For some people, success is but a luxurious lifestyle which brings high-end cars, big houses and tons of cash to spend on. For others, it means owning a business, getting financial freedom, gaining financial security, and not having to worry about money any more. What you need to do right now is close your eyes. Yes, close your eyes and visualize your future, or rather how you want your future to be like. In such visualizations, you can set aspirations and align values. As you are making a plan, make sure to leave room enough for your immediate goals.
Find what inspires you: In this phase, think on not just those things which you do or have to do, but why you want to do these things. When you have a reason for your goals, you get a whole new level of perspective and get a ton of motivation. For instance, you know you have to build up an emergency fund or you won’t be able to pay rent. Or you need to get rid of your debit card debt fast so that you can start building up a fund for your own wedding. Both of these are motivating factors, right?
When you set goals, you make doubly sure that you’ll be successful.
Know more about your situation: You have given your situation some thought, and you have discovered that you have more than one goal. This leads to a bit of analysis paralysis, and you are confused about the next step. On the other hand, it may also happen that you do not have any specific goals. That is fine, don’t worry about it. Here’s what you should do.

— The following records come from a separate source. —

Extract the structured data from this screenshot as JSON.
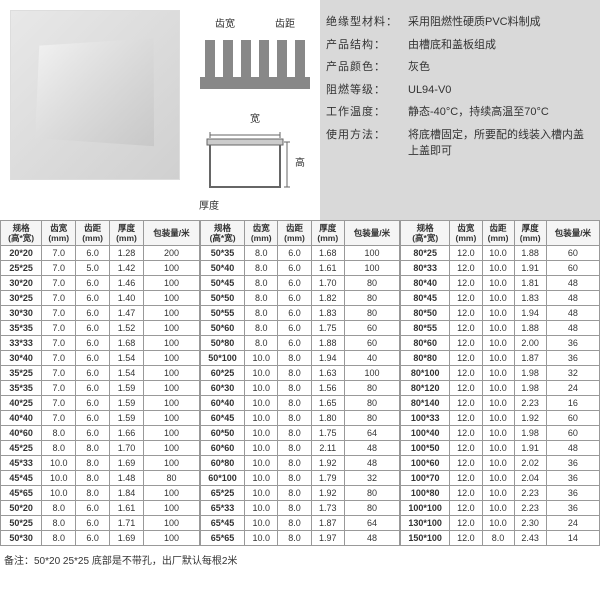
{
  "diagram": {
    "topLabels": {
      "l": "齿宽",
      "r": "齿距"
    },
    "botLabels": {
      "w": "宽",
      "h": "高",
      "t": "厚度"
    }
  },
  "specs": [
    {
      "k": "绝缘型材料：",
      "v": "采用阻燃性硬质PVC料制成"
    },
    {
      "k": "产品结构：",
      "v": "由槽底和盖板组成"
    },
    {
      "k": "产品颜色：",
      "v": "灰色"
    },
    {
      "k": "阻燃等级：",
      "v": "UL94-V0"
    },
    {
      "k": "工作温度：",
      "v": "静态-40°C，持续高温至70°C"
    },
    {
      "k": "使用方法：",
      "v": "将底槽固定，所要配的线装入槽内盖上盖即可"
    }
  ],
  "headers": [
    "规格\n(高*宽)",
    "齿宽\n(mm)",
    "齿距\n(mm)",
    "厚度\n(mm)",
    "包装量/米"
  ],
  "cols": [
    [
      [
        "20*20",
        "7.0",
        "6.0",
        "1.28",
        "200"
      ],
      [
        "25*25",
        "7.0",
        "5.0",
        "1.42",
        "100"
      ],
      [
        "30*20",
        "7.0",
        "6.0",
        "1.46",
        "100"
      ],
      [
        "30*25",
        "7.0",
        "6.0",
        "1.40",
        "100"
      ],
      [
        "30*30",
        "7.0",
        "6.0",
        "1.47",
        "100"
      ],
      [
        "35*35",
        "7.0",
        "6.0",
        "1.52",
        "100"
      ],
      [
        "33*33",
        "7.0",
        "6.0",
        "1.68",
        "100"
      ],
      [
        "30*40",
        "7.0",
        "6.0",
        "1.54",
        "100"
      ],
      [
        "35*25",
        "7.0",
        "6.0",
        "1.54",
        "100"
      ],
      [
        "35*35",
        "7.0",
        "6.0",
        "1.59",
        "100"
      ],
      [
        "40*25",
        "7.0",
        "6.0",
        "1.59",
        "100"
      ],
      [
        "40*40",
        "7.0",
        "6.0",
        "1.59",
        "100"
      ],
      [
        "40*60",
        "8.0",
        "6.0",
        "1.66",
        "100"
      ],
      [
        "45*25",
        "8.0",
        "8.0",
        "1.70",
        "100"
      ],
      [
        "45*33",
        "10.0",
        "8.0",
        "1.69",
        "100"
      ],
      [
        "45*45",
        "10.0",
        "8.0",
        "1.48",
        "80"
      ],
      [
        "45*65",
        "10.0",
        "8.0",
        "1.84",
        "100"
      ],
      [
        "50*20",
        "8.0",
        "6.0",
        "1.61",
        "100"
      ],
      [
        "50*25",
        "8.0",
        "6.0",
        "1.71",
        "100"
      ],
      [
        "50*30",
        "8.0",
        "6.0",
        "1.69",
        "100"
      ]
    ],
    [
      [
        "50*35",
        "8.0",
        "6.0",
        "1.68",
        "100"
      ],
      [
        "50*40",
        "8.0",
        "6.0",
        "1.61",
        "100"
      ],
      [
        "50*45",
        "8.0",
        "6.0",
        "1.70",
        "80"
      ],
      [
        "50*50",
        "8.0",
        "6.0",
        "1.82",
        "80"
      ],
      [
        "50*55",
        "8.0",
        "6.0",
        "1.83",
        "80"
      ],
      [
        "50*60",
        "8.0",
        "6.0",
        "1.75",
        "60"
      ],
      [
        "50*80",
        "8.0",
        "6.0",
        "1.88",
        "60"
      ],
      [
        "50*100",
        "10.0",
        "8.0",
        "1.94",
        "40"
      ],
      [
        "60*25",
        "10.0",
        "8.0",
        "1.63",
        "100"
      ],
      [
        "60*30",
        "10.0",
        "8.0",
        "1.56",
        "80"
      ],
      [
        "60*40",
        "10.0",
        "8.0",
        "1.65",
        "80"
      ],
      [
        "60*45",
        "10.0",
        "8.0",
        "1.80",
        "80"
      ],
      [
        "60*50",
        "10.0",
        "8.0",
        "1.75",
        "64"
      ],
      [
        "60*60",
        "10.0",
        "8.0",
        "2.11",
        "48"
      ],
      [
        "60*80",
        "10.0",
        "8.0",
        "1.92",
        "48"
      ],
      [
        "60*100",
        "10.0",
        "8.0",
        "1.79",
        "32"
      ],
      [
        "65*25",
        "10.0",
        "8.0",
        "1.92",
        "80"
      ],
      [
        "65*33",
        "10.0",
        "8.0",
        "1.73",
        "80"
      ],
      [
        "65*45",
        "10.0",
        "8.0",
        "1.87",
        "64"
      ],
      [
        "65*65",
        "10.0",
        "8.0",
        "1.97",
        "48"
      ]
    ],
    [
      [
        "80*25",
        "12.0",
        "10.0",
        "1.88",
        "60"
      ],
      [
        "80*33",
        "12.0",
        "10.0",
        "1.91",
        "60"
      ],
      [
        "80*40",
        "12.0",
        "10.0",
        "1.81",
        "48"
      ],
      [
        "80*45",
        "12.0",
        "10.0",
        "1.83",
        "48"
      ],
      [
        "80*50",
        "12.0",
        "10.0",
        "1.94",
        "48"
      ],
      [
        "80*55",
        "12.0",
        "10.0",
        "1.88",
        "48"
      ],
      [
        "80*60",
        "12.0",
        "10.0",
        "2.00",
        "36"
      ],
      [
        "80*80",
        "12.0",
        "10.0",
        "1.87",
        "36"
      ],
      [
        "80*100",
        "12.0",
        "10.0",
        "1.98",
        "32"
      ],
      [
        "80*120",
        "12.0",
        "10.0",
        "1.98",
        "24"
      ],
      [
        "80*140",
        "12.0",
        "10.0",
        "2.23",
        "16"
      ],
      [
        "100*33",
        "12.0",
        "10.0",
        "1.92",
        "60"
      ],
      [
        "100*40",
        "12.0",
        "10.0",
        "1.98",
        "60"
      ],
      [
        "100*50",
        "12.0",
        "10.0",
        "1.91",
        "48"
      ],
      [
        "100*60",
        "12.0",
        "10.0",
        "2.02",
        "36"
      ],
      [
        "100*70",
        "12.0",
        "10.0",
        "2.04",
        "36"
      ],
      [
        "100*80",
        "12.0",
        "10.0",
        "2.23",
        "36"
      ],
      [
        "100*100",
        "12.0",
        "10.0",
        "2.23",
        "36"
      ],
      [
        "130*100",
        "12.0",
        "10.0",
        "2.30",
        "24"
      ],
      [
        "150*100",
        "12.0",
        "8.0",
        "2.43",
        "14"
      ]
    ]
  ],
  "footer": "备注：50*20 25*25 底部是不带孔，出厂默认每根2米"
}
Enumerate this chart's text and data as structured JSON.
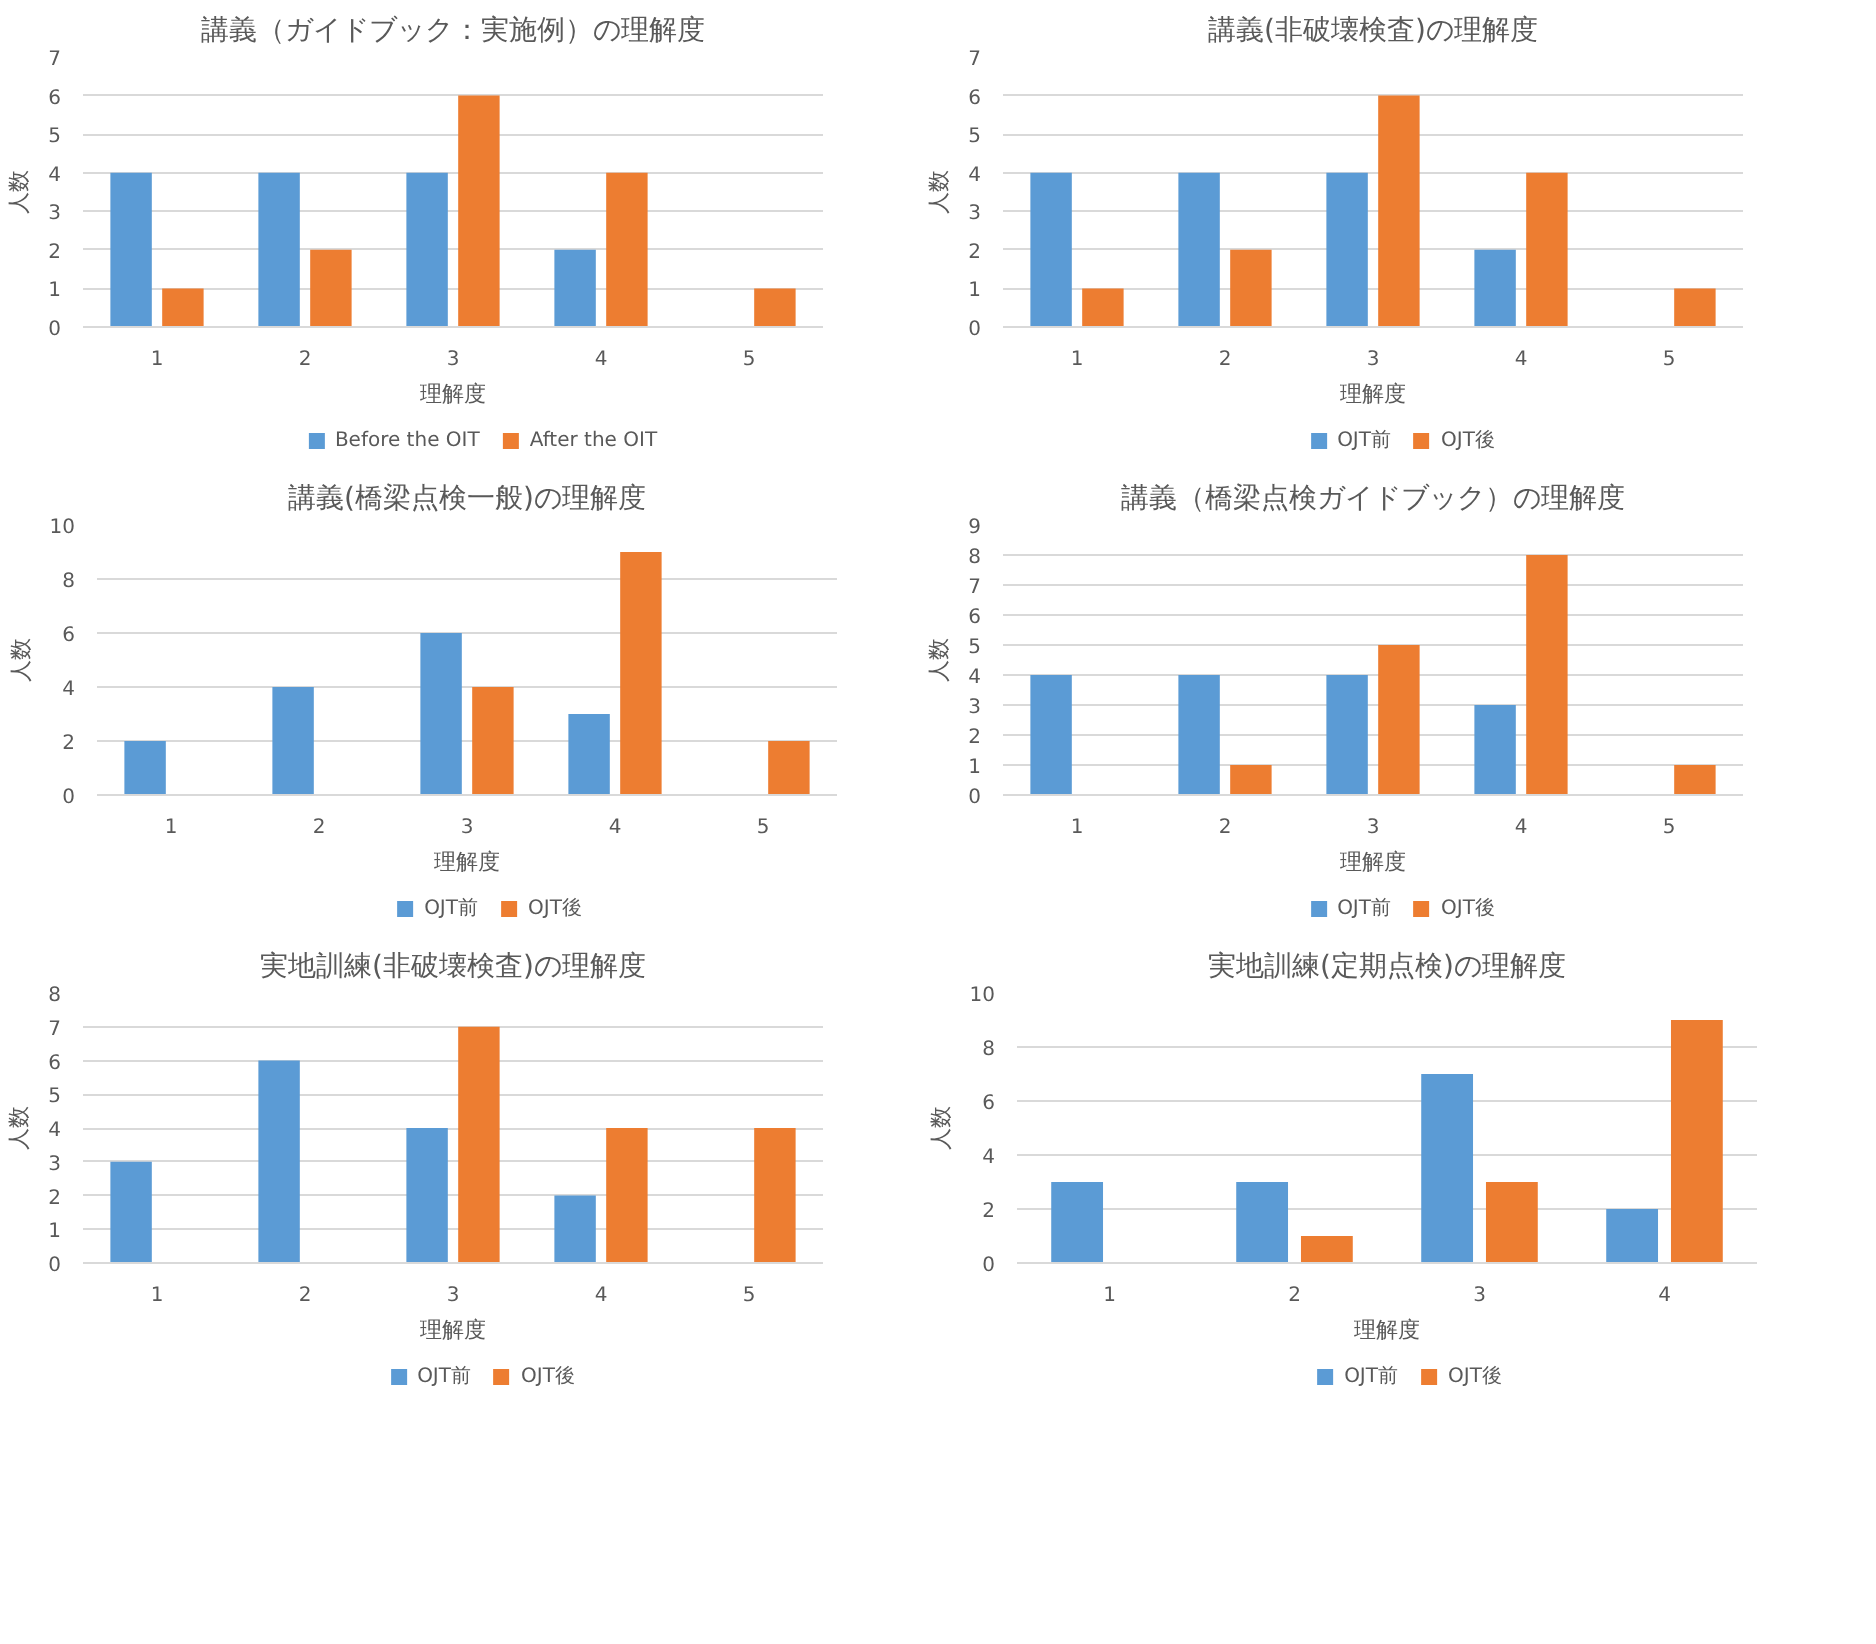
{
  "chart_data": [
    {
      "type": "bar",
      "title": "講義（ガイドブック：実施例）の理解度",
      "xlabel": "理解度",
      "ylabel": "人数",
      "categories": [
        "1",
        "2",
        "3",
        "4",
        "5"
      ],
      "ylim": [
        0,
        7
      ],
      "yticks": [
        0,
        1,
        2,
        3,
        4,
        5,
        6,
        7
      ],
      "grid": "y",
      "legend": "bottom",
      "series": [
        {
          "name": "Before the OIT",
          "color": "#5b9bd5",
          "values": [
            4,
            4,
            4,
            2,
            0
          ]
        },
        {
          "name": "After the OIT",
          "color": "#ed7d31",
          "values": [
            1,
            2,
            6,
            4,
            1
          ]
        }
      ]
    },
    {
      "type": "bar",
      "title": "講義(非破壊検査)の理解度",
      "xlabel": "理解度",
      "ylabel": "人数",
      "categories": [
        "1",
        "2",
        "3",
        "4",
        "5"
      ],
      "ylim": [
        0,
        7
      ],
      "yticks": [
        0,
        1,
        2,
        3,
        4,
        5,
        6,
        7
      ],
      "grid": "y",
      "legend": "bottom",
      "series": [
        {
          "name": "OJT前",
          "color": "#5b9bd5",
          "values": [
            4,
            4,
            4,
            2,
            0
          ]
        },
        {
          "name": "OJT後",
          "color": "#ed7d31",
          "values": [
            1,
            2,
            6,
            4,
            1
          ]
        }
      ]
    },
    {
      "type": "bar",
      "title": "講義(橋梁点検一般)の理解度",
      "xlabel": "理解度",
      "ylabel": "人数",
      "categories": [
        "1",
        "2",
        "3",
        "4",
        "5"
      ],
      "ylim": [
        0,
        10
      ],
      "yticks": [
        0,
        2,
        4,
        6,
        8,
        10
      ],
      "grid": "y",
      "legend": "bottom",
      "series": [
        {
          "name": "OJT前",
          "color": "#5b9bd5",
          "values": [
            2,
            4,
            6,
            3,
            0
          ]
        },
        {
          "name": "OJT後",
          "color": "#ed7d31",
          "values": [
            0,
            0,
            4,
            9,
            2
          ]
        }
      ]
    },
    {
      "type": "bar",
      "title": "講義（橋梁点検ガイドブック）の理解度",
      "xlabel": "理解度",
      "ylabel": "人数",
      "categories": [
        "1",
        "2",
        "3",
        "4",
        "5"
      ],
      "ylim": [
        0,
        9
      ],
      "yticks": [
        0,
        1,
        2,
        3,
        4,
        5,
        6,
        7,
        8,
        9
      ],
      "grid": "y",
      "legend": "bottom",
      "series": [
        {
          "name": "OJT前",
          "color": "#5b9bd5",
          "values": [
            4,
            4,
            4,
            3,
            0
          ]
        },
        {
          "name": "OJT後",
          "color": "#ed7d31",
          "values": [
            0,
            1,
            5,
            8,
            1
          ]
        }
      ]
    },
    {
      "type": "bar",
      "title": "実地訓練(非破壊検査)の理解度",
      "xlabel": "理解度",
      "ylabel": "人数",
      "categories": [
        "1",
        "2",
        "3",
        "4",
        "5"
      ],
      "ylim": [
        0,
        8
      ],
      "yticks": [
        0,
        1,
        2,
        3,
        4,
        5,
        6,
        7,
        8
      ],
      "grid": "y",
      "legend": "bottom",
      "series": [
        {
          "name": "OJT前",
          "color": "#5b9bd5",
          "values": [
            3,
            6,
            4,
            2,
            0
          ]
        },
        {
          "name": "OJT後",
          "color": "#ed7d31",
          "values": [
            0,
            0,
            7,
            4,
            4
          ]
        }
      ]
    },
    {
      "type": "bar",
      "title": "実地訓練(定期点検)の理解度",
      "xlabel": "理解度",
      "ylabel": "人数",
      "categories": [
        "1",
        "2",
        "3",
        "4"
      ],
      "ylim": [
        0,
        10
      ],
      "yticks": [
        0,
        2,
        4,
        6,
        8,
        10
      ],
      "grid": "y",
      "legend": "bottom",
      "series": [
        {
          "name": "OJT前",
          "color": "#5b9bd5",
          "values": [
            3,
            3,
            7,
            2
          ]
        },
        {
          "name": "OJT後",
          "color": "#ed7d31",
          "values": [
            0,
            1,
            3,
            9
          ]
        }
      ]
    }
  ]
}
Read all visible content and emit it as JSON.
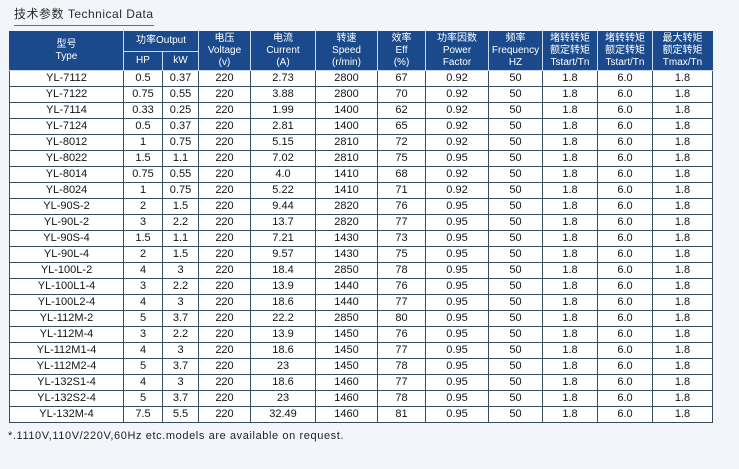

Make sure that in trying to understand your situation thoroughly, you don’t end up in anlysis paralysis.
a) Start with assessing your net worth, income tax situation and income: When you have a good understanding of these things, you will find that it is easier to determine goals and to prioritize for them as well.
b) Check up your financial health: This is an important point. The more your score is, the more flexible you can be when achieving your goals. If you have a low score, it means that there are some goals that require your attention.
To tackle problem areas, here’s what you can do:
a) Make a budget
b) Start creating your emergency fund
c) Start saving for retirement
d) Pay off your debt
Create SMART goals: SMART goals stand for Specific, Measureable, Achievable, Realistic and time-bound. You want all of your goals to have each of these elements. So how does it work in real life? Let’s say that you are planning to go on a vacation.
First, lay out all the details. This means picking a destination, deciding when to go and estimating the cost. You then determine if the trip is worth taking given your savings, income and expenses.
If the goal is too high, make adjustments or even scrap it. So maybe you have not saved enough to go on a 6-month vacation in Europe. So what? Postpone the trip for a year or two, save up for the time being, automate your savings, and open new savings accounts that give higher interest along with sign-up bonus.
Write down your goals: By now, you know what your goals are. It is time now to write them down. When you do this, your goals become tangible, clear and organized. Put all this in a document that you can easily keep track of. Completed one goal? Move on to the next.
The past few steps were not easy, were they? Setting and achieving goals is not easy. This is why you need to reward yourself for every step of progress you make. For instance, if you have built your emergency fund, reward yourself by starting a business or by buying a new car.